In this formulation, the core purpose of undergraduate medical education is to educate students in such knowledge. The purpose is not therefore to produce doctors at graduation who are ‘just not very good doctors’ but graduates who are able to pursue specialty training and make sense of the clinical world around them. The job of a medical school is to produce graduates who can start clinical training in an area of their choice. They are now in a position to — literally — understand the language of the practising doctors that surround them. They are not mini-doctors, but graduates, embarking on a professional career.

By contrast most specialty knowledge is not foundational, but essential for those within that specialty — not medical students. If you learn dermatology, you might come across things that help you learn respiratory medicine or cardiology but to be blunt, not very often. Specialties are not foundational domains of knowledge. You do not need to know dermatology to understand cardiology or vice versa.

Place of learning

The best place to learn the ‘foundations’ are universities. Anatomy, again may be an exception, but if you want to learn immunology, genetics, statistics or psychology you have, I think, no alternative. Hospitals simply cannot provide this.

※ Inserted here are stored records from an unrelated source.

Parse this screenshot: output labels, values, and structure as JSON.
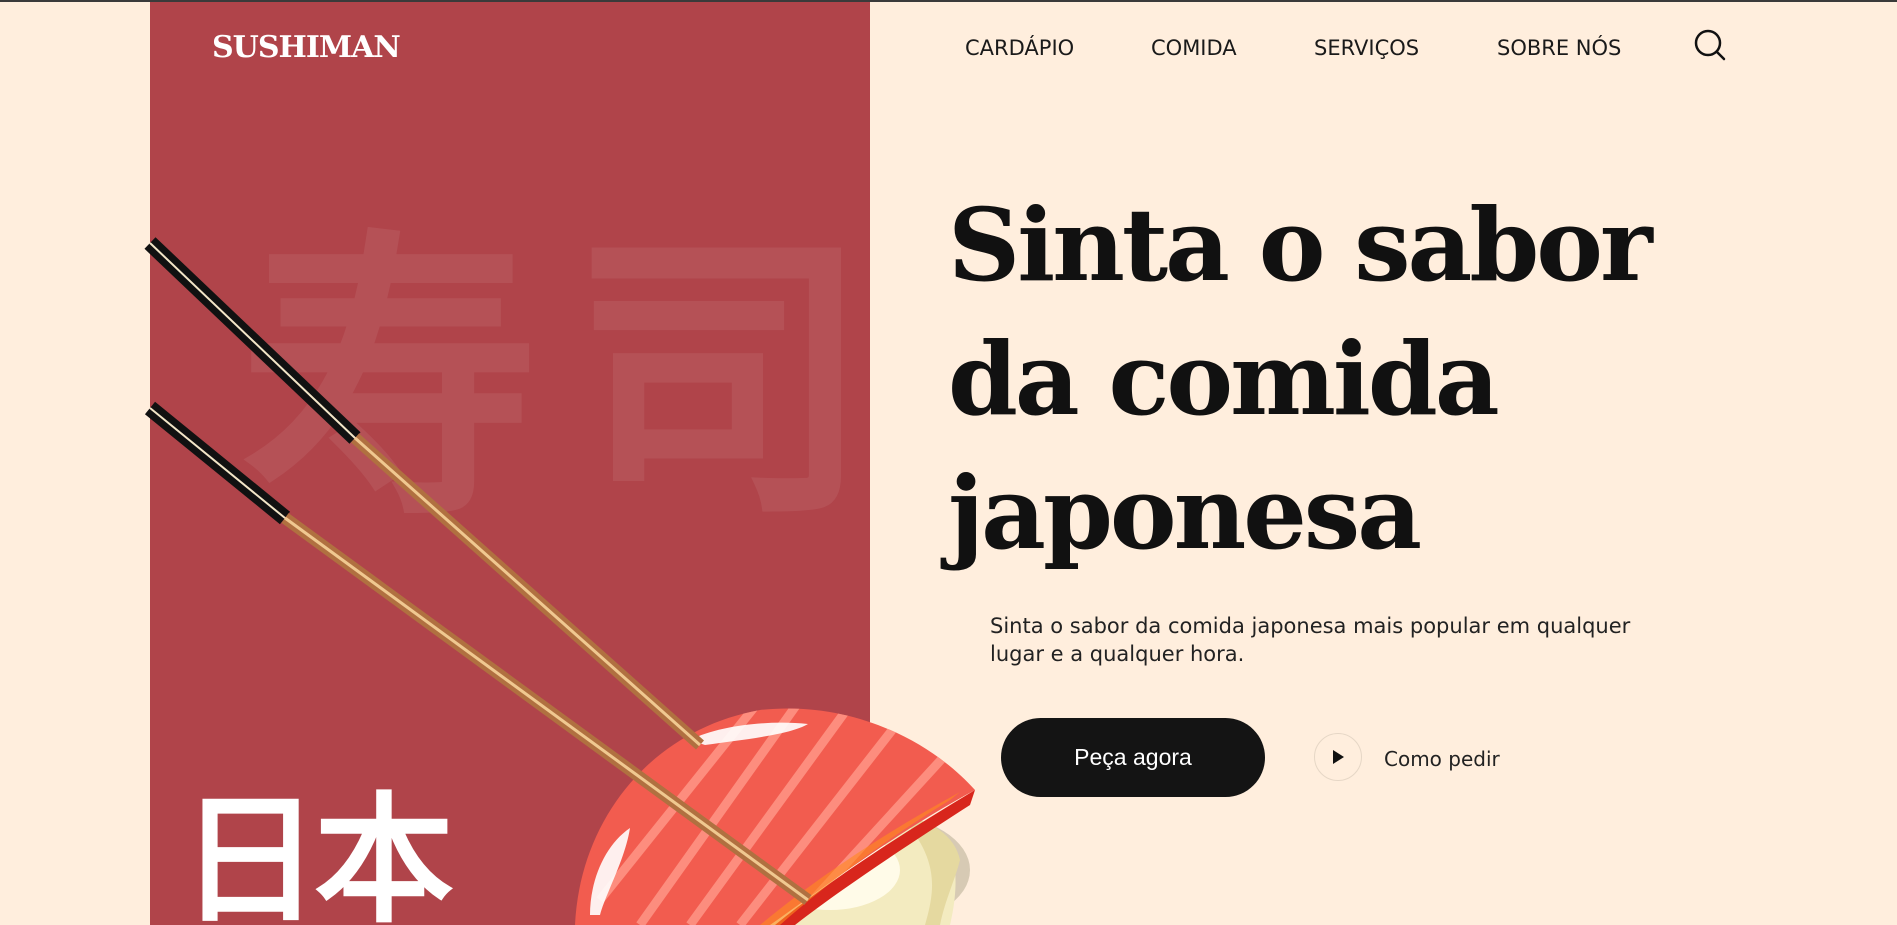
{
  "brand": {
    "logo": "SUSHIMAN"
  },
  "nav": {
    "items": [
      {
        "label": "CARDÁPIO"
      },
      {
        "label": "COMIDA"
      },
      {
        "label": "SERVIÇOS"
      },
      {
        "label": "SOBRE NÓS"
      }
    ],
    "search_icon": "search-icon"
  },
  "hero": {
    "headline": [
      "Sinta o sabor",
      "da comida",
      "japonesa"
    ],
    "subtext": "Sinta o sabor da comida japonesa mais popular em qualquer lugar e a qualquer hora.",
    "cta_label": "Peça agora",
    "secondary_label": "Como pedir",
    "kanji_text": "日本",
    "watermark_text": "寿司"
  },
  "colors": {
    "background": "#FFEEDD",
    "panel_red": "#B0444A",
    "cta_bg": "#141414",
    "text": "#111111"
  }
}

On the other hand, using Seymour Papert’s metaphor, if you to want learn French you should go to Frenchland, if you want to learn maths, you should go to Mathland and if you want to learn doctoring, you need to go to doctorland. Medical schools are not the place to learn how to find you way around doctorland — how could they be?

NB: I will use the epithet TIJABP, but as subsequent posts will confirm, I am serious.